VERANO12 • SUBNOTA › GUILLERMO SACCOMANNO
A Pablo Yoiris
Al entrar en el penal no tenés que dejar en la entrada sólo los documentos, dinero y otros objetos de valor. También los prejuicios y las expectativas, me advirtió Marcos, el profesor de literatura. Marcos y Florencia, una amiga profesora, partiendo de El Matadero intentaban ese año llegar a Operación Masacre. Avanzaban lento en las clases, avanzaban siguiendo el ritmo de lectura que les imponían los internos. Conformate con haberles dado “El juguete rabioso”, le decía Florencia. Con su aspecto angelical, me pregunté qué temple debía tener esta chica para enfrentar un aula de pibes y tipos duros. Al principio no la tuve fácil, me contó. Nadie la tiene fácil al comienzo si es mujer. Son machistas los internos. Tenés que saber pararlos. Y una vez que te aceptaron, son incondicionales.

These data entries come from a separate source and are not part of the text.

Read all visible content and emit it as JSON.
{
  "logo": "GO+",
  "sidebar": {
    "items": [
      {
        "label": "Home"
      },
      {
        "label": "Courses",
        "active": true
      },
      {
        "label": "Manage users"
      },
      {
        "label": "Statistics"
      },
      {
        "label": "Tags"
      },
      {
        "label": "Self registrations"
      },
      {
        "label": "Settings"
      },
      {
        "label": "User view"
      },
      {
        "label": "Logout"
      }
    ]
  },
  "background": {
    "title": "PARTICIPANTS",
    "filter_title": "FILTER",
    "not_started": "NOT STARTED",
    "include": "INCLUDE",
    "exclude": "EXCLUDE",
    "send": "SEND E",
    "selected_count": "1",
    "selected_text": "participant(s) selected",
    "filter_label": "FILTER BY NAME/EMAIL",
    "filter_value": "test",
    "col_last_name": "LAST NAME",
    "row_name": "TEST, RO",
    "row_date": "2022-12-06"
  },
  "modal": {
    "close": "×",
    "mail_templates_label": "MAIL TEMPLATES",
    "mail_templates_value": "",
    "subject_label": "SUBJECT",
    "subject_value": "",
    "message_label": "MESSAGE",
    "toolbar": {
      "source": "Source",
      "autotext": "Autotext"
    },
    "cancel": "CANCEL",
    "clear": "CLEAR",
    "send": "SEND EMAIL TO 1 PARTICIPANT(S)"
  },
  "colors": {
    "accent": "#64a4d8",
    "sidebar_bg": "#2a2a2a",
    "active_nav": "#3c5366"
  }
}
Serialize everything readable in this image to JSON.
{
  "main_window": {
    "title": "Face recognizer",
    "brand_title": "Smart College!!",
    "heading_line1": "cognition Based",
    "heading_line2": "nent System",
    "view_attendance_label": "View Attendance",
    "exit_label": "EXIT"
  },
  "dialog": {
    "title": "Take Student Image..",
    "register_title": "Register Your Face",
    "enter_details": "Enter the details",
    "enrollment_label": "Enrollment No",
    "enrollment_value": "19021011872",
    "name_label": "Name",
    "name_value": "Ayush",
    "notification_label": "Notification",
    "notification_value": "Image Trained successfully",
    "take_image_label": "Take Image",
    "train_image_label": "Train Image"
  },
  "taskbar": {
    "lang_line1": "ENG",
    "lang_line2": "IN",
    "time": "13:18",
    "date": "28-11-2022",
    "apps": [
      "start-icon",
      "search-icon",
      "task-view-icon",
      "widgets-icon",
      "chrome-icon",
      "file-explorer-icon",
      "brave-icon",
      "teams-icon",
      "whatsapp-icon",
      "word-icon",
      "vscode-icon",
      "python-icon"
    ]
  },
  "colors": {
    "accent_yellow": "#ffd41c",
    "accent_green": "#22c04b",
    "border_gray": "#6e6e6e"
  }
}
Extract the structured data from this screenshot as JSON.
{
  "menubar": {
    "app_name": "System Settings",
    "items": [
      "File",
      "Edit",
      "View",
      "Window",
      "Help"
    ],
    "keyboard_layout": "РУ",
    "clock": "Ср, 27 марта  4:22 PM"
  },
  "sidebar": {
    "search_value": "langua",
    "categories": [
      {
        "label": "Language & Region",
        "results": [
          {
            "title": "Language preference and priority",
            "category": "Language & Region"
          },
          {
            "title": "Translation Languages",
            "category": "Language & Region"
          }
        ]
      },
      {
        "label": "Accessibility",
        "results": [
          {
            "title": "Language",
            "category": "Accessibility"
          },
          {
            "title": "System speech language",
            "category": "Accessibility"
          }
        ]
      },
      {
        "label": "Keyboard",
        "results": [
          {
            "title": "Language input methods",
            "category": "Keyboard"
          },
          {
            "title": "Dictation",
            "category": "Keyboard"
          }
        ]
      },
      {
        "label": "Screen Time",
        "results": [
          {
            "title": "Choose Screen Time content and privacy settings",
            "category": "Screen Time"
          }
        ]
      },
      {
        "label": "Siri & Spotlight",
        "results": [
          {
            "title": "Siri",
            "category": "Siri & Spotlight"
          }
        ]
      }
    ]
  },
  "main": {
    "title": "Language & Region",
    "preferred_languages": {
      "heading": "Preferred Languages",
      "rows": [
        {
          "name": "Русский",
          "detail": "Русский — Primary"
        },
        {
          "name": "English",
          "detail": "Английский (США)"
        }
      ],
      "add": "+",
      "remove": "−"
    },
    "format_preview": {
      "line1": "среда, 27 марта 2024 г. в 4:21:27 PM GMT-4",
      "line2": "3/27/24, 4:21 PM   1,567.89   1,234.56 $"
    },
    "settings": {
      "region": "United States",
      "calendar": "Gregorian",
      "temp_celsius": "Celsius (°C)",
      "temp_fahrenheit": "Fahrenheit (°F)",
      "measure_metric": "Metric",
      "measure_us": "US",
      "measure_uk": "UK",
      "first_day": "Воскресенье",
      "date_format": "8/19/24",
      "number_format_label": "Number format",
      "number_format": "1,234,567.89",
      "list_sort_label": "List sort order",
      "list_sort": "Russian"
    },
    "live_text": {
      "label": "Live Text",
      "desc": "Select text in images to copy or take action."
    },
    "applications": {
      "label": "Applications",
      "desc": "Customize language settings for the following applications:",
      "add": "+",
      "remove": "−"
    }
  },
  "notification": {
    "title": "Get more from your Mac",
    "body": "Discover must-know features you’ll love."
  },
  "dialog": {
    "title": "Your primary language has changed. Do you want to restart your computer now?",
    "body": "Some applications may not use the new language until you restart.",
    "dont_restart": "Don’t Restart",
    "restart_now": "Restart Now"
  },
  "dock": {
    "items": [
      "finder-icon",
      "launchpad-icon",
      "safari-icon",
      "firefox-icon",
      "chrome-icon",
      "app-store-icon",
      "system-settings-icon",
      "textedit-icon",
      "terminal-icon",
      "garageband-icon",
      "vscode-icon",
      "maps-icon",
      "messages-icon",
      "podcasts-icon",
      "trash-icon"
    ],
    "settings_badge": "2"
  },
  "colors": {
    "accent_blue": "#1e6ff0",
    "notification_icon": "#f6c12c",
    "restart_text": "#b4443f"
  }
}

Si los internos avanzaban lento en la lectura se debía a que varios habían terminado el primario acá. Se esfuerzan, me dijo Marcos. Lo que da gusto y ganas de enseñar aunque después, cuando salen, no sabés qué va a pasar. Mejor no pensar, me dijo.
Era una tarde de junio. Estaba por nevar. Ya había nevado en los cerros pero no todavía en la ciudad, en esta zona donde se encontraba este penal de máxima seguridad de la provincia. Estás nervioso, es la primera vez, pensé. Procurás disimularlo impostando un aplomo.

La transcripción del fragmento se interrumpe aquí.